The report says operators should assess whether AI is even appropriate for the proposed use case. The technology’s complexity, costs and opacity can at times outweigh its benefits in some industrial environments. AI deployments often expand the attack surface through increased connectivity, cloud dependencies and third-party, vendor-managed components that introduce visibility gaps for critical infrastructure owners and operators.
The guidance details unique risks that come from integrating machine learning or large language models into industrial control systems, including model drift, poor training data quality, unexplained decision-making and operator overload when AI produces noisy or incorrect alerts. AI-driven flaws can also reduce system availability, reduce functional security and create conditions for adversaries to manipulate outputs, according to the report.
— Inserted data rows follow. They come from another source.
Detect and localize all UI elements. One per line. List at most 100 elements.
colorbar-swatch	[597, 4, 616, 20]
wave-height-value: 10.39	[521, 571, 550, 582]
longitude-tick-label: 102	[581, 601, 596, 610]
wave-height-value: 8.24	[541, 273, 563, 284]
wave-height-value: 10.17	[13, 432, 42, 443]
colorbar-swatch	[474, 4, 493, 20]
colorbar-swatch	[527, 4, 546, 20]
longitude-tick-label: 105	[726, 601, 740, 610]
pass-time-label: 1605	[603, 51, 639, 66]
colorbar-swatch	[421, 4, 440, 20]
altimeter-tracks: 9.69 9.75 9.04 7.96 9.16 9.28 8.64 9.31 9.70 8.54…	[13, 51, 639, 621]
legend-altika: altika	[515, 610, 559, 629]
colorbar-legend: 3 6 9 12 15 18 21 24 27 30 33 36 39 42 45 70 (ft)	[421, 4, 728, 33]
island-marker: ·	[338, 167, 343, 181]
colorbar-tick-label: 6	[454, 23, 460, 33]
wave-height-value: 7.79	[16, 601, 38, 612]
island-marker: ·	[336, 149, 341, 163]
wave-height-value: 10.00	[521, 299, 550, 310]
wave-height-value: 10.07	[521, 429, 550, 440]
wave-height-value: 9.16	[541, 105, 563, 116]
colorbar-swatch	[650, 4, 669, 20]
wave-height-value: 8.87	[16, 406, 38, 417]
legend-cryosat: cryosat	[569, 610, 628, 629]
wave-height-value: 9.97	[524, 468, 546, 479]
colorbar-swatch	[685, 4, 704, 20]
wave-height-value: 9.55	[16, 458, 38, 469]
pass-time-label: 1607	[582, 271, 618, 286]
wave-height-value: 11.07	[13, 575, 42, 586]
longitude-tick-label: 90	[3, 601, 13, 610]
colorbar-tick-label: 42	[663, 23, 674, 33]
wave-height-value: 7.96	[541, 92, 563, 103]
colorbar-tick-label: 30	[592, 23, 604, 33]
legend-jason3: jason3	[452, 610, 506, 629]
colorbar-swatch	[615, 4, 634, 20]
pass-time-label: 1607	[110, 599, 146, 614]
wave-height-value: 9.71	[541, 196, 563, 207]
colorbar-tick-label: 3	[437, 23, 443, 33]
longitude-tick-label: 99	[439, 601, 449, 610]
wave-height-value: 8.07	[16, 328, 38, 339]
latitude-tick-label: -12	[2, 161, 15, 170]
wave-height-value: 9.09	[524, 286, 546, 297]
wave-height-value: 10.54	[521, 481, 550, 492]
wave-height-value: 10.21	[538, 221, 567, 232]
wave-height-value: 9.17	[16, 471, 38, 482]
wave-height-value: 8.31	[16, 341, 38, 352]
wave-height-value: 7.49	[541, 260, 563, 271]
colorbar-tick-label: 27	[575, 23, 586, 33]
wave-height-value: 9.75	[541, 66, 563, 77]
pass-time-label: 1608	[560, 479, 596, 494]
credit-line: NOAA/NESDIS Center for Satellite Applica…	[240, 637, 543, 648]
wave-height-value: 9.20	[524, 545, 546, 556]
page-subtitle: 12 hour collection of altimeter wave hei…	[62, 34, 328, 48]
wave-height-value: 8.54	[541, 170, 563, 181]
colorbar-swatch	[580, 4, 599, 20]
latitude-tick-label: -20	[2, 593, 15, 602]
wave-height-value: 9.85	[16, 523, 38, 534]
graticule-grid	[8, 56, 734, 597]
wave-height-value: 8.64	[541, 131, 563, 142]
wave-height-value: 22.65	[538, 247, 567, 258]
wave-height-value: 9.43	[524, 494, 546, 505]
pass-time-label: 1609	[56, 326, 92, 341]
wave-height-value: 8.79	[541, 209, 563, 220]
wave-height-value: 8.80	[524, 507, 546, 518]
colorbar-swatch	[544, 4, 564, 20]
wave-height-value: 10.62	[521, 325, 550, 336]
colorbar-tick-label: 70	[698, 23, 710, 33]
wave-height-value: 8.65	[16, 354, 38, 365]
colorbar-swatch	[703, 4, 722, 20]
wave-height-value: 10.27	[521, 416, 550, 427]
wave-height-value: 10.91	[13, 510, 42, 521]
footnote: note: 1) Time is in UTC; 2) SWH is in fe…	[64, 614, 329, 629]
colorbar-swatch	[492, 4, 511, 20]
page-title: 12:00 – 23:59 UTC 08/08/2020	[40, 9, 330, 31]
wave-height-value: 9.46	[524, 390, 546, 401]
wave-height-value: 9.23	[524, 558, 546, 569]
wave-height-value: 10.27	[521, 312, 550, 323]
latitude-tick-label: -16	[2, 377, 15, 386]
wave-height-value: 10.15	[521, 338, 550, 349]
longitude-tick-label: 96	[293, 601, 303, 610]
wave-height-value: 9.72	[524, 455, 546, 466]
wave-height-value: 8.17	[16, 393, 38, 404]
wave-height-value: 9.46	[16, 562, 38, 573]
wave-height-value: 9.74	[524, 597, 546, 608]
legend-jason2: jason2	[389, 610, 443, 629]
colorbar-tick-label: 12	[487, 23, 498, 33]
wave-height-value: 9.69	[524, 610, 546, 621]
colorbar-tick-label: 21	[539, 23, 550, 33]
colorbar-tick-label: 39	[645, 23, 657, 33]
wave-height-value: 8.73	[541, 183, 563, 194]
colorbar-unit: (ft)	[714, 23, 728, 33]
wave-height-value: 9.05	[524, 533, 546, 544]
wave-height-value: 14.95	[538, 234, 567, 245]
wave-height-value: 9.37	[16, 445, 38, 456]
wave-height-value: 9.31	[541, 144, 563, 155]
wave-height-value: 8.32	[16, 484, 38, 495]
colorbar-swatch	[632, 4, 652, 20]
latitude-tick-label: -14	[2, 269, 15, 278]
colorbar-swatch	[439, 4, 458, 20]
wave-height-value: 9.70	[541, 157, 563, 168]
The guidance comes as recent high-profile attacks on OT suggest Chinese hackers and other advanced threat actors are positioning themselves for disruptive or destructive attacks on critical infrastructure by exploiting weak remote access pathways and living off the land inside industrial networks (see: Chinese Hackers Exploit Unpatched Servers in Taiwan ).
The agencies say critical infrastructure operators must strengthen data governance frameworks before pursuing any AI initiatives, given the sensitivity of engineering diagrams, process measurements and other OT data used to train and refine models. The report advises operators to enforce strict access controls, prevent vendors from repurposing operational data for model training and to always confirm that data stored off premises remains secure.
The guidance aims to address the growing trend of AI-enabled industrial devices, with vendors increasingly embedding predictive and decision-support capabilities directly into controllers and supervisory systems. Operators should obligate technology vendors to contractually disclose any embedded AI features and allow operators to disable or limit AI functions, the agencies say.
The guidance calls for formal governance frameworks that define clear roles and responsibilities across leadership, cybersecurity teams, OT engineers and AI specialists. Operators should embed AI oversight into existing risk programs, conduct continuous audits and validate that systems comply with sector-specific safety and regulatory requirements, the report says.